I'm not clear on your basis for comparison. The original complaint was that the rogue was denied his most basic, goto, rules-as-written attack option because of verisimilitude concerns; whereas the mage and the cleric were not.
Whether the mage is a great simulation (of whatever mages simulate) seems to be a completely different question altogether.
The thesis is a simple and familiar one to us all. See the OP:
However, because Hide is not a supernatural ability, it becomes subject to the dreaded unwritten verisimilitude rules. Rules which seem clear per the RAW are now subject to whatever the group decides is believable for heroic characters in a world full of dragons and wizards to accomplish.
Certainly, it's an understandable tendency. However, it often has the unintentional side effect of neutering martial characters in comparison to spellcasters.
The implication is:
1) Rules construction should attempt (to whatever degree) to model mundane processes or exploits.
2) Supernatural abilities are exempt from this inclination "because magic."

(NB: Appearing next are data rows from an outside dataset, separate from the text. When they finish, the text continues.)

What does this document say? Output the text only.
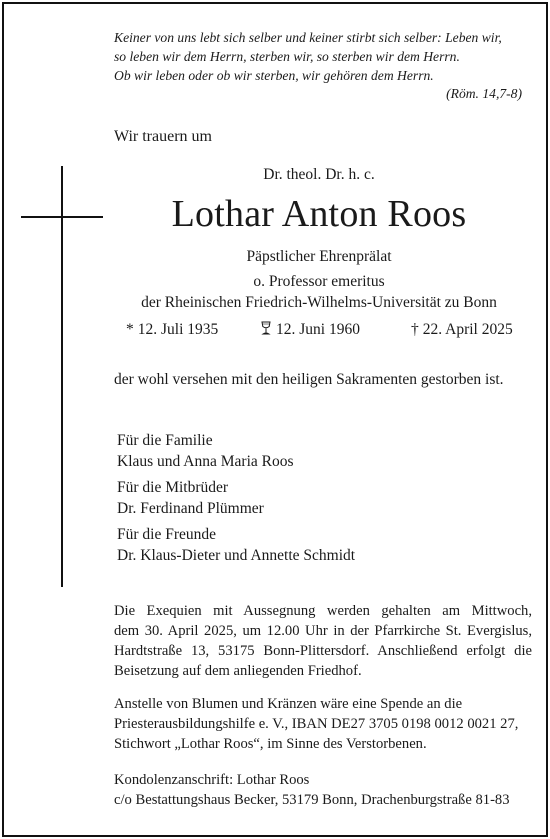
Keiner von uns lebt sich selber und keiner stirbt sich selber: Leben wir,
so leben wir dem Herrn, sterben wir, so sterben wir dem Herrn.
Ob wir leben oder ob wir sterben, wir gehören dem Herrn.

(Röm. 14,7-8)

Wir trauern um

Dr. theol. Dr. h. c.

Lothar Anton Roos

Päpstlicher Ehrenprälat

o. Professor emeritus

der Rheinischen Friedrich-Wilhelms-Universität zu Bonn

* 12. Juli 1935	12. Juni 1960	† 22. April 2025

der wohl versehen mit den heiligen Sakramenten gestorben ist.

Für die Familie

Klaus und Anna Maria Roos

Für die Mitbrüder

Dr. Ferdinand Plümmer

Für die Freunde

Dr. Klaus-Dieter und Annette Schmidt

Die Exequien mit Aussegnung werden gehalten am Mittwoch,
dem 30. April 2025, um 12.00 Uhr in der Pfarrkirche St. Evergislus,
Hardtstraße 13, 53175 Bonn-Plittersdorf. Anschließend erfolgt die
Beisetzung auf dem anliegenden Friedhof.
Anstelle von Blumen und Kränzen wäre eine Spende an die
Priesterausbildungshilfe e. V., IBAN DE27 3705 0198 0012 0021 27,
Stichwort „Lothar Roos“, im Sinne des Verstorbenen.
Kondolenzanschrift: Lothar Roos
c/o Bestattungshaus Becker, 53179 Bonn, Drachenburgstraße 81-83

3) Where rules are opaque or absent, there is an "understandable tendency" to have mundane abilities become "subject to the dreaded unwritten versimilitude rules" when GM rulings on mundane action resolution are made.
Hence my curiosity.
We've had thieves with the most ineffectual basic competency in there speciality possible (such that they are a laughingstock at their profession). So ineffectual that they were a laughingstock at their primary shtick and basically disposable with a standard life expectancy of a few sessions due to grotesque failure rate. We've had Fighters without basic competency in things like Athletics and Endurance such that they fail on trivial tasks.
Also, we've had failure within the mundane components of Wizarding. We've had failure to learn spell percentage. We've had the outright inability to cast in armor and we've had Arcane Spellcasting Failure % in various armors. We've had various concentration and OA mechanics. These add up to meaning that the mundane mental process of spell casting is (and should be if 1 - 3 above are universally applicable) quite difficult and the somatic component in spellcasting is intricate/precise/demanding and burdened by harraassment.
We have people losing their minds over DoaM and CaGI because of their perceptions of 1 and 3 above; OMG FIGHTERS ALWAYS HITTING. However, simultaneously in the same ruleset legacy we have all of this "stuff" that says the mundane components of spellcasting (concieving and memorizing formulae, speaking in an opaque, eldritch tongue, and performing the intricate somatic gestures) is hard (presumably more difficult than the 25 % failure rate in freethrows for "good" practitioners) but there is no base % chance to fail to cast a spell (or a failure continuum based on spell level).
Its just a little odd. Its odder still that no one cares about it nor loses their mind with rant after rant decrying OMGHOWCANWIZARDSNEVERFAILSPELLCASTINGWTF!!!? I would think there should be dusk till dawn keyboard mashing and hand-wringing over such perfection in the mundane components of a very difficult craft.